In Which Area of Austin will Jim and Pam End Up?
Everybody loves Austin. Or so it seems. If the recent Forbes article “Austin Envy” wasn’t enough (though it mistakenly claims we still have Austin Hippies – we don’t. And, please, NOBODY refers to Austin as “Silicon Hills”), the final proof was in the finale of The Office, in which Jim and Pam decide to leave Scranton PA, bound for, of course, Austin, TX.
This makes sense. I mean, what other U.S. city could they have decided upon? Pittsburg? Phoenix? Orlando? No, the writers of The Office got it right. Jim and Pam are likable characters. We want the best for them. They’ve paid their dues in the decaying armpit that is Scranton PA, and they are deserving of a bright and optimistic new life. Austin is the only U.S. city for which this “new beginnings” story line would work. Fans can cheer the decision to move to Austin like they can no other city. It requires no explanation. It’s, like, “of course”. Self-explanatory. And we can feel good about that for them.
And what should Jim and Pam expect when they get here? Where will they live?
The Austin home sales market has gone crazy. Home prices, though “affordable” when looking at the entire metro area ($200K median), are rising quickly in the central areas of Austin ($400K median value) that make it unique and cool.
Most parts of Austin are, in fact, Anywhere USA. Traffic is terrible, and getting worse. The most affordable outskirt areas have “toll road overhead”, higher property taxes, and higher utility costs than Austin proper. Throw in cookie-cutter DR. Horton housing – the same stuff you’ll see in Las Vegas or Phoenix – which represents the antithesis of the “Austin Vibe” and, well, those areas are not that special. The prices are cheaper out yonder, but the total cost of living is not as cheaper as people think, once all costs are properly factored in. And your daily living experience, save for forays into Austin proper, is nothing unique.
So where will Jim and Pam end up?
Since money will be tight with Jim working in the start-up, and Austin is the perfect stay-at-home mom town for Pam, and they’ll need good public schools for the kids, I predict Jim and Pam end up in Pflugerville. It’s reasonably close to downtown, has some good schools, and recently, in an article I read, was referred to as “becoming hip”. Hmmm.
Either there or Maple Run in SW Austin if they can afford a home for $225K or thereabouts. My vote would be for Maple Run, in the 78749 zipcode, but they’ll have to battle against other buyers in multiple offer situations before getting a home.

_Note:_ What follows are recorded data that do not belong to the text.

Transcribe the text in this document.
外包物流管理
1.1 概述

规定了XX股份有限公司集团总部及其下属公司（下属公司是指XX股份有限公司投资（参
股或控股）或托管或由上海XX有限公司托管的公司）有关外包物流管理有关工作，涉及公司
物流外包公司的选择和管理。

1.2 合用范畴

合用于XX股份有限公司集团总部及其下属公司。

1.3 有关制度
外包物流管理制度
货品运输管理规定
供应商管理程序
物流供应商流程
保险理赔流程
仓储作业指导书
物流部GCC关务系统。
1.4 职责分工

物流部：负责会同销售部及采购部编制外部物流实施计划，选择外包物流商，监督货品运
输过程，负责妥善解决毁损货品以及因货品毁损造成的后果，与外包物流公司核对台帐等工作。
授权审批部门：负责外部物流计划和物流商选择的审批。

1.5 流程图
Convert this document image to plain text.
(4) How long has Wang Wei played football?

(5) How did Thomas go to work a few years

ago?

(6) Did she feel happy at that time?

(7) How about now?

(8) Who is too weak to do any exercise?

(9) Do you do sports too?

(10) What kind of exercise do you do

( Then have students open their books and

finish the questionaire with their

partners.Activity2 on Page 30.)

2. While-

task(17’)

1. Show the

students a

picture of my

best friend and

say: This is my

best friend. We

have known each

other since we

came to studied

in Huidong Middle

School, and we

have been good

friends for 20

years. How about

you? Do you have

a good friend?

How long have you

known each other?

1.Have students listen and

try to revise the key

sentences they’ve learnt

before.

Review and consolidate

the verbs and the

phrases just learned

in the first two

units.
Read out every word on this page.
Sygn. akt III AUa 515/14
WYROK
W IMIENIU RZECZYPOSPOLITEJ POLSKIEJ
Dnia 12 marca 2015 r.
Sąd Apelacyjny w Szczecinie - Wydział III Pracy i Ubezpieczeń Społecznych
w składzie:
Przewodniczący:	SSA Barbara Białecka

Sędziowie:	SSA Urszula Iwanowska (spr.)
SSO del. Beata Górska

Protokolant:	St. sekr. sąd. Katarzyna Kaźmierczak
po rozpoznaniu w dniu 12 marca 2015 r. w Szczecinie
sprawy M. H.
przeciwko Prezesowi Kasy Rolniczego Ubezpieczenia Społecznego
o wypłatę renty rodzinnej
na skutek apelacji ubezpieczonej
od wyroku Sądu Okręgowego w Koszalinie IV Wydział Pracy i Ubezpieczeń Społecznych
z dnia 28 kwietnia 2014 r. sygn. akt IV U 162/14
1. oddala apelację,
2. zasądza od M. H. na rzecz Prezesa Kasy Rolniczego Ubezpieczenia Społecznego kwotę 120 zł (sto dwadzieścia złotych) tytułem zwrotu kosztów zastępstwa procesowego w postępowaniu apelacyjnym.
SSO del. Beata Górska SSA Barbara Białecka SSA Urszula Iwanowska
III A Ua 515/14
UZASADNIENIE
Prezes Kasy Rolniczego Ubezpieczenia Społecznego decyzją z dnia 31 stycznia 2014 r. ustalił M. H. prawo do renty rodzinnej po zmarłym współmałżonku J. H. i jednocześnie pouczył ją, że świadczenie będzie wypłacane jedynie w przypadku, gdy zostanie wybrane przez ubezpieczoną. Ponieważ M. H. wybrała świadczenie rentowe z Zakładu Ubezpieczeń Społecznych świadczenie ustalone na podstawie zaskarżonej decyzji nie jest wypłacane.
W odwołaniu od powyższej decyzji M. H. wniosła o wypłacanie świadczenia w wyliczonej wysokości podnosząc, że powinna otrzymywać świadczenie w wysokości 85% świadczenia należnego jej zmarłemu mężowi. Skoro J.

But, glib joking aside, it’s a serious question. Where do young couples with small kids who don’t want cookie-cutterville but need good schools, and want to experience living in Austin go now? Where can they afford to live?
The areas of consideration are increasingly shrinking. I’m sad about that. Sylvia and I benefit from a strong healthy real estate market as our business thrives, but I worry about my own kids, now 17 and 20, and whether or not they’ll be able to afford to raise their future families in the same neighborhoods they grew up in.
Both were born in Travis Heights. Then we moved to Cherry Creek in South Austin, off Westgate, then Oak Hill for 11 years in 3 different homes, then to Westlake for the high school years. Our modest neighborhood of 1970s tract homes has exploded in value the past 12 months such that a typical 1,800 sqft 1978 rancher is now worth $500K. That’s more than $100K higher than the prices 3 or 4 years ago.
In 2010 , I listed a Plain Jane 3 bdrm 1 bath house in 78704 that failed to sell. We couldn’t give it away. The hand-wringing parade of crybaby buyers had a litany of objections. It was a different market then with buyers, unsure, unwilling. I advised the seller to pull the listing and wait a few years. We recently relisted it for $275K and, after the multiple offer dust cleared, it was under contract for $331K cash in 36 hours. That’s crazy. But in 2 years, that will seem like a great price, so these buyers, in my opinion, were smart buyers. But there goes the “affordable” central housing stock. It’s all disappearing toward the upper end of pricing.
The affordability train, what’s left of it, is leaving the station in Austin. Jim and Pam better hurry up and get here if they don’t want to end up in Pflugerville.